I've found a visual proof of Sophie Germain's Identity, however, I am unable to understand how the side lengths have been derived.
Visual proof of Sophie Germain's Identity
I understand the proof once the side lengths are found (just basic Pythagoras), however, I am unable to understand how they got the side lengths in the first place.
You start with your rectangle $ABCD$ of dimensions $|b|^2 + |a - b||a + b|$ and $|b||a - b|$ (in the picture, we'll label clockwise from the top-left, so that $AB$ is the top edge, length $|b|^2 + |a - b||a + b|$). Why? You just do; it works in the end.
Next, construct the point $E$ on the bottom edge $CD$, so that $CE$ has length $|b|^2$ and $ED$ has length $|a - b||a + b|$. You similarly construct a point $F$ on the left edge $DA$, so that $DF$ has length $|b||a + b|$ and $FA$ has length $|b|||a + b| - |a - b||$. Note that, in order for this construction to work, we need $|a - b| \ge |a + b|$. I'm sure something similar could be achieved if $|a + b| \le |a - b|$, or indeed considering the same problem with $a' = a$ and $b' = -b$. Anyway, we assume $|a + b| \le |a - b|$ here for this picture.
Next, we note that $\triangle FDE$ and $\triangle ECB$ are similar triangles.
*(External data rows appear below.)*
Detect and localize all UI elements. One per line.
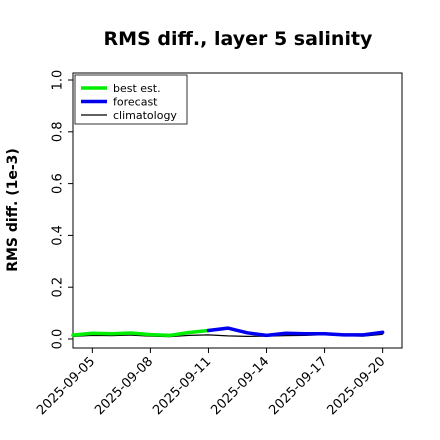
- y-tick-label: 0.4: [51, 225, 66, 246]
- x-tick-label: 2025-09-14: [208, 354, 272, 418]
- x-tick-label: 2025-09-20: [324, 354, 388, 418]
- y-tick-label: 0.0: [51, 329, 66, 350]
- legend-box: [74, 74, 188, 125]
- y-tick-label: 0.8: [51, 121, 66, 142]
- series-line-best-est: [71, 328, 211, 338]
- y-axis: 0.0 0.2 0.4 0.6 0.8 1.0: [51, 70, 73, 350]
- legend-label: best est.: [113, 82, 161, 95]
- legend-label: forecast: [113, 96, 158, 109]
- chart-title: RMS diff., layer 5 salinity: [104, 28, 374, 50]
- y-axis-label: RMS diff. (1e-3): [5, 148, 21, 272]
- x-tick-label: 2025-09-08: [92, 354, 156, 418]
- series-layer: [71, 326, 385, 338]
- y-tick-label: 0.2: [51, 277, 66, 298]
- y-tick-label: 0.6: [51, 173, 66, 194]
- series-line-forecast: [206, 326, 385, 338]
- y-tick-label: 1.0: [51, 70, 66, 91]
- legend-label: climatology: [113, 109, 177, 122]
- x-axis: 2025-09-052025-09-082025-09-112025-09-14…: [34, 348, 388, 418]
- x-tick-label: 2025-09-11: [150, 354, 214, 418]
- x-tick-label: 2025-09-17: [266, 354, 330, 418]
- x-tick-label: 2025-09-05: [34, 354, 98, 418]
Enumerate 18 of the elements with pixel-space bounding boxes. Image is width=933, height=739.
They each share a right-angle, and further, their two legs are in proportion. We have $$\frac{|EC|}{|CB|} = \frac{|b|^2}{|b||a - b|} = \frac{|b|}{|a - b|}.$$ Also, $$\frac{|FD|}{|DE|} = \frac{|b||a + b|}{|a - b||a + b|} = \frac{|b|}{|a - b|}.$$ This shows that the two triangles are similar right-angled triangles. Thus, $\angle DFE = \angle CEB$ (both denoted $\beta$ in the diagram) and $\angle DEF = \angle CBE$ (denoted $\alpha$ in the diagram) add to $\pi/2$. We then have $$\angle DEF + \angle FEB + \angle BEC = \angle DEC = \pi,$$ and $\angle DEF + \angle BEC = \pi/2$, so $\angle FEB = \pi/2$. This means that, if we draw a line from $F$ to $B$, the triangle $\triangle FEB$ is right-angled, and it's OK to use Pythagoras's theorem.
The rest, as you say, is just Pythagoras's theorem. We can determine the lengths of $FE$ and $EB$ using Pythagoras's theorem on, respectively $\triangle FDE$ and $\triangle ECB$. These hypotenuses are legs of the triangle $\triangle FEB$, which gives us the value of $|FB| = \sqrt{a^2 + 2ab + 2b^2}\sqrt{a^2 - 2ab + 2b^2}$. On the other hand, $\triangle FAB$ is also right-angled, so a separate application of Pythagoras's theorem shows that $|FB| = \sqrt{a^4 + 4b^4}$.
And so ends this interesting but rather perversely overly complicated proof of a very straightforward algebraic fact!